As a mailman I got to know many a dog.There were a couple of Dobermans, for example, which camped out behind the door with the mail slot. With my first footfall on their property they would go into a snarling frenzy, sticking their narrow snouts out the slot while snapping their teeth like investment bankers anticipating a government handout. Holding the mail gingerly from one end, I’d feed it to the canines one piece at a time. Just audible among the snorts and growls, I could hear the day’s mail being torn to shreds.
Luckily, that was as close as I got to physically interacting with canines, with only one exception.
Typically they’d bark – through the window or at the fence or at the end of their chain – at my arrival and continue to bark until I went away. On more than a few occasions, a dog would shoot out the door or jump over the fence or break the chain, but I never got bit. I credit my good record to the fact that I never showed fear or flinched.
But there was the one exception.
Walking mid-block I noticed a women about three houses ahead working on a flower bed near the sidewalk, with a Dachshund by her side. Still 100 yards away, the dog looked up, saw me and made a beeline toward me. The dog wasn’t very fast and the women had plenty of time to stand and yell to me, “Don’t worry, he doesn’t bite.” After assuring me that I was safe she began calling little Fifi to come back. Fifi, of course, ignored all of this and continued straight for my ankle − which she bit, piercing the leather of my boot and my skin.
Besides hurting like heck, the incident was a bit of a hassle, as I was required to go to the hospital and fill out a bunch of paperwork.
I also missed bowling that night in the mailmen’s league, at least the bowling part of bowling.
My team was hopelessly floundered in last place.

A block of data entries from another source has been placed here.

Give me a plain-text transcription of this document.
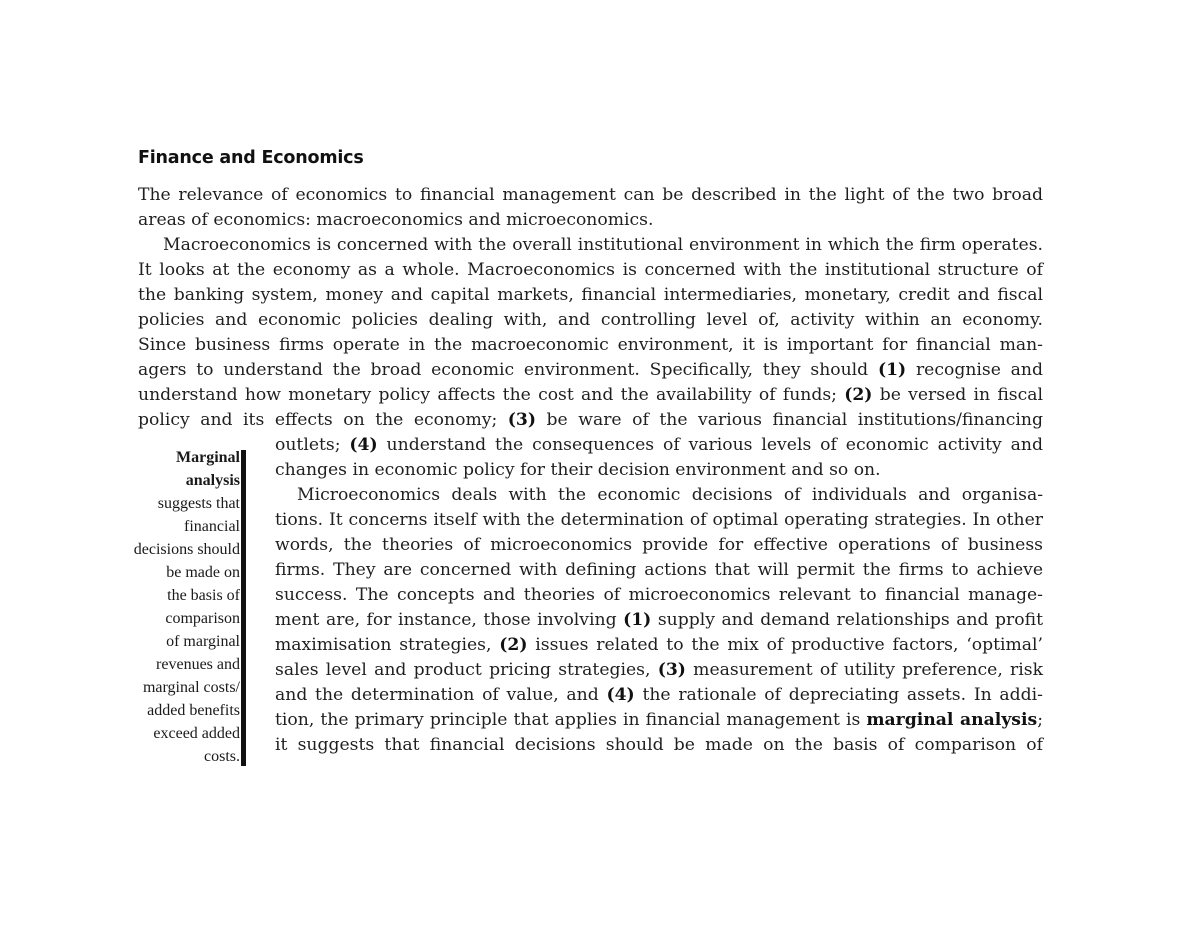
Finance and Economics

The relevance of economics to financial management can be described in the light of the two broad

areas of economics: macroeconomics and microeconomics.

Macroeconomics is concerned with the overall institutional environment in which the firm operates.

It looks at the economy as a whole. Macroeconomics is concerned with the institutional structure of

the banking system, money and capital markets, financial intermediaries, monetary, credit and fiscal

policies and economic policies dealing with, and controlling level of, activity within an economy.

Since business firms operate in the macroeconomic environment, it is important for financial man-

agers to understand the broad economic environment. Specifically, they should (1) recognise and

understand how monetary policy affects the cost and the availability of funds; (2) be versed in fiscal

policy and its effects on the economy; (3) be ware of the various financial institutions/financing

outlets; (4) understand the consequences of various levels of economic activity and

changes in economic policy for their decision environment and so on.

Microeconomics deals with the economic decisions of individuals and organisa-

tions. It concerns itself with the determination of optimal operating strategies. In other

words, the theories of microeconomics provide for effective operations of business

firms. They are concerned with defining actions that will permit the firms to achieve

success. The concepts and theories of microeconomics relevant to financial manage-

ment are, for instance, those involving (1) supply and demand relationships and profit

maximisation strategies, (2) issues related to the mix of productive factors, ‘optimal’

sales level and product pricing strategies, (3) measurement of utility preference, risk

and the determination of value, and (4) the rationale of depreciating assets. In addi-

tion, the primary principle that applies in financial management is marginal analysis;

it suggests that financial decisions should be made on the basis of comparison of

Marginal
analysis
suggests that
financial
decisions should
be made on
the basis of
comparison
of marginal
revenues and
marginal costs/
added benefits
exceed added
costs.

Team members included Frank, the WWII veteran who celebrated the end of the war by getting drunk and then staying that way for the next three decades. Some bowlers use a three-step delivery, others four. Frank never used the same amount twice, and only a few were actually toward the pins. On the rare events when he actually hit pins we all cheered.
Gabe was also on my team, and his expertise about everything spilled over into bowling. Before the match he’d lay his cheek to the floor and peer down the alley for several minutes. Standing up he’d give us a scouting report: “Boards four and five are a little oily so avoid them if you’re sparing on the seven, eight or nine pin.”
Next he’d sit on a bench and rub the ashes from a cigarette into the sole of his bowling shoes. Ever so often, he’d stand, run and slide on the alley with a deep look of concentration on his face. Then he’d return to doctoring his shoes.
For all his self-proclaimed expertise he was a terrible bowler, knocking down even fewer pins than Frank. But like a lot of so-called conservatives, there was a definite gap between how good he was and how good he thought he was. Conservatives have the same flaw: they believe they have a moral high ground but are really down in the murky ground we all live upon.
He was an asset for our team, however, because he could drive the bowlers on the other team to distraction by offering unsolicited advise. He’d walk up to the top bowler in the league, put his arm around their shoulder and give them tips about their delivery. This friendly advice would continue unchecked as the bowler lined up his shot and made his delivery. The distraction often lead to a poor shot, which Gabe would jump on as proof that the man needed even more coaching.